When I was a kid, Sunday nights were special. That was the night my parents would take my sister and I to the Lean Sun Lowrestaurant in Dixon Street in Sydney’s Chinatown.
They’d arrange to meet friends there and we kids would sit at a separate table, well away from the grown-ups, and have a ball.
- Sweet and sour pork
According to Annette Shun Wah and Greg Aitkin in their fascinating book, Banquet – Ten Courses to Harmony, Lean Sun Low was in fact the first Chinese restaurant to open in Dixon Street, operating from the 1920s on the site where the Eastern August Moon is now located.
These were among our first dining out experiences and I recall that the staff were very friendly. As Shun Wah points out, Westerners rarely ventured into Chinatown in those days and the Chinese community there was close-knit.

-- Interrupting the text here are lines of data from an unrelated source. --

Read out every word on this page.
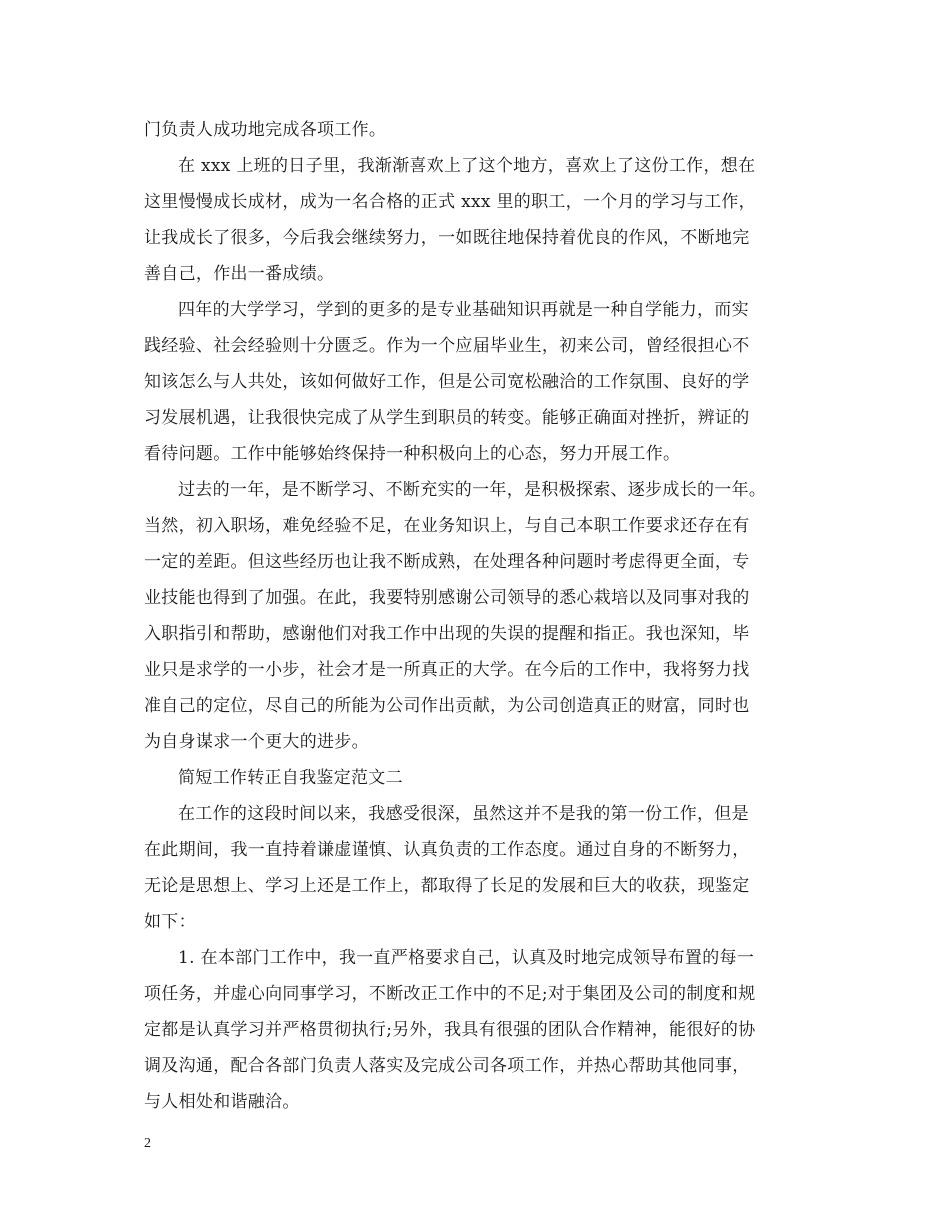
门负责人成功地完成各项工作。
在 xxx 上班的日子里，我渐渐喜欢上了这个地方，喜欢上了这份工作，想在
这里慢慢成长成材，成为一名合格的正式 xxx 里的职工，一个月的学习与工作，
让我成长了很多，今后我会继续努力，一如既往地保持着优良的作风，不断地完
善自己，作出一番成绩。
四年的大学学习，学到的更多的是专业基础知识再就是一种自学能力，而实
践经验、社会经验则十分匮乏。作为一个应届毕业生，初来公司，曾经很担心不
知该怎么与人共处，该如何做好工作，但是公司宽松融洽的工作氛围、良好的学
习发展机遇，让我很快完成了从学生到职员的转变。能够正确面对挫折，辨证的
看待问题。工作中能够始终保持一种积极向上的心态，努力开展工作。
过去的一年，是不断学习、不断充实的一年，是积极探索、逐步成长的一年。
当然，初入职场，难免经验不足，在业务知识上，与自己本职工作要求还存在有
一定的差距。但这些经历也让我不断成熟，在处理各种问题时考虑得更全面，专
业技能也得到了加强。在此，我要特别感谢公司领导的悉心栽培以及同事对我的
入职指引和帮助，感谢他们对我工作中出现的失误的提醒和指正。我也深知，毕
业只是求学的一小步，社会才是一所真正的大学。在今后的工作中，我将努力找
准自己的定位，尽自己的所能为公司作出贡献，为公司创造真正的财富，同时也
为自身谋求一个更大的进步。
简短工作转正自我鉴定范文二
在工作的这段时间以来，我感受很深，虽然这并不是我的第一份工作，但是
在此期间，我一直持着谦虚谨慎、认真负责的工作态度。通过自身的不断努力，
无论是思想上、学习上还是工作上，都取得了长足的发展和巨大的收获，现鉴定
如下：
1. 在本部门工作中，我一直严格要求自己，认真及时地完成领导布置的每一
项任务，并虚心向同事学习，不断改正工作中的不足;对于集团及公司的制度和规
定都是认真学习并严格贯彻执行;另外，我具有很强的团队合作精神，能很好的协
调及沟通，配合各部门负责人落实及完成公司各项工作，并热心帮助其他同事，
与人相处和谐融洽。
2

I’ve often wondered if it was my mother’s Chinese inheritance that unconsciously lured her there. Her grandfather, Ah Way, had come to Australia from Canton – or Guangzhou – in the 1860s to take part in the Queensland gold rush (Guangzhou is the birthplace of Cantonese cooking). She’d also take us shopping for fruit and vegies on Saturday mornings to Paddy’s Markets, right in the centre of Chinatwon.
The menu at the Lean Sun Low was typically Cantonese – in those days in Sydney, we didn’t know that other regional cuisines existed. As we grew older and became more adventurous, we’d try different dishes such as the delicious won ton soup.
Years later, we’d often gather at the New Tai Yuen where I always ordered the combination omelette. The New Tai Yuen was a favourite Labor hangout and we’d often spot former Prime Minister Gough Whitlam or Tom Uren or Neville Wran.
Today, we are truly spoilt for choice.
You can find lip-smacking green onion or pork pancakes at Mother Chu’s Taiwanese (for $2.50 – $3 each); sweet boat noodle soup thickened with chicken blood at Chat Thai; garlicky Russian salad and Uygur-style BBQ lamb skewers at Kiroran; and deep-fried lamb cutlets topped with roasted garlic, chillies, black beans and shallots at East Ocean. Here, the menu has been overhauled to include dishes from other regions of China including Shanghai, Sichuan and Beijing. Fusion dishes such as the West Australian snow crab stir-fried with goose liver pate and served with a glass of pinot noir will make you re-think your assumptions of traditional Cantonese cuisine, as will the wasabi prawns, an inspired dish of plump, crispy deep-fried prawns, coated with vivid green wasabi mayonnaise flecked with black sesame seeds.
You’ll find plenty of theatre in Chinatown too: you can watch hand-pulled noodles from Xinjiang being made at the Chinese Noodle Restaurant, sweet conical ‘roti tisu’ being shaped at Mamak and tiny warm cream puffs being moulded and filled at Emperor’s Garden Bakery (one of Sydney’s best bargains at 4 for $1).
Sydney’s Chinatwon today is a banquet with choices as far ranging and wide as Asia itself, stretching from Turkey in the west to Japan in the far east.